Randomized Tensor Krylov Subspace Methods via Sketched Einstein Product with Applications to Image and Video Restoration

TL;DR

This paper introduces a randomized tensor Krylov subspace method using sketched Einstein products, significantly improving computational efficiency for large-scale image and video restoration tasks while maintaining convergence guarantees.

Contribution

It presents a novel randomized tensor global GMRES method based on sketched Einstein inner products, reducing computational costs in high-dimensional tensor problems.

Findings

Reduces orthogonalization cost in tensor Krylov methods

Maintains convergence properties with tensor subspace embeddings

Effective in large-scale image and video restoration applications

Abstract

We develop a randomized extension of tensor Krylov subspace methods based on the Einstein product for solving large-scale multilinear systems arising in image and video restoration. The classical tensor global GMRES method relies on Frobenius inner products and full tensor orthogonalization, which become computationally expensive for high-dimensional problems. We introduce a sketched Einstein inner product constructed via mode-wise random projections and develop a randomized tensor global Arnoldi process.

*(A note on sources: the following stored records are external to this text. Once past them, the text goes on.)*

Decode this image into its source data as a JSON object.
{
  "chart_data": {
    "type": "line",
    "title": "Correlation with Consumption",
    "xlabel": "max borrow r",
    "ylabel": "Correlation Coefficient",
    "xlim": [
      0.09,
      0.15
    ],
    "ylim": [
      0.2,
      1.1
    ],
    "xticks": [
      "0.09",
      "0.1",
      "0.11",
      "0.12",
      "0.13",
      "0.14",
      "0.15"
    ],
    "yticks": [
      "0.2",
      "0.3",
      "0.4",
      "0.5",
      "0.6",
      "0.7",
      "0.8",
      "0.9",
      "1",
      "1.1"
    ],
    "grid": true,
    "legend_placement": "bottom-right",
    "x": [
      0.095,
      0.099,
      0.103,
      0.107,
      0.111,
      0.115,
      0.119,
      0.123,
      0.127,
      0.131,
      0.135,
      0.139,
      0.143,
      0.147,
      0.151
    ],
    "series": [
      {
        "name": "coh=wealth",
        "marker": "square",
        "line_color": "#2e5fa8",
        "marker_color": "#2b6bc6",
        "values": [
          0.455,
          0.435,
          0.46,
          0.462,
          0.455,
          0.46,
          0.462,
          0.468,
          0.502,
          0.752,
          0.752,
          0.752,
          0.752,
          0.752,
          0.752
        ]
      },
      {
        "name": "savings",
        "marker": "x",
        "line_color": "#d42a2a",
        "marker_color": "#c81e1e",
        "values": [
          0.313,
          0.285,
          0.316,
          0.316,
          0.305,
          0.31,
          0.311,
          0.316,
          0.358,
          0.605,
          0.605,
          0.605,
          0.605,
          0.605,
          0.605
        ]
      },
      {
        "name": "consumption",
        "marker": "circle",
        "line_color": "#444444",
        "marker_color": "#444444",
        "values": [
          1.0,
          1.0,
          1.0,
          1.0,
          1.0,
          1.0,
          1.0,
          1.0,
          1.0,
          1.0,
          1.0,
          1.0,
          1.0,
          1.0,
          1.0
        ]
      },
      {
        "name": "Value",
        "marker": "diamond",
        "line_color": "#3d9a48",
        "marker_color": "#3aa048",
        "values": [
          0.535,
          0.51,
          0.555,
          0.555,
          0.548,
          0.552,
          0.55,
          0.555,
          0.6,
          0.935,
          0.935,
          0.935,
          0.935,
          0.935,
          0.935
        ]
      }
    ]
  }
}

The resulting Randomized Tensor Global GMRES (RTG-GMRES) method significantly reduces orthogonalization cost while preserving convergence properties under tensor subspace embedding assumptions. Residual bounds, perturbation analysis and projected Tikhonov regularization are derived. The proposed method provides an efficient framework for solving ill-posed multidimensional problems arising in color image and video restoration.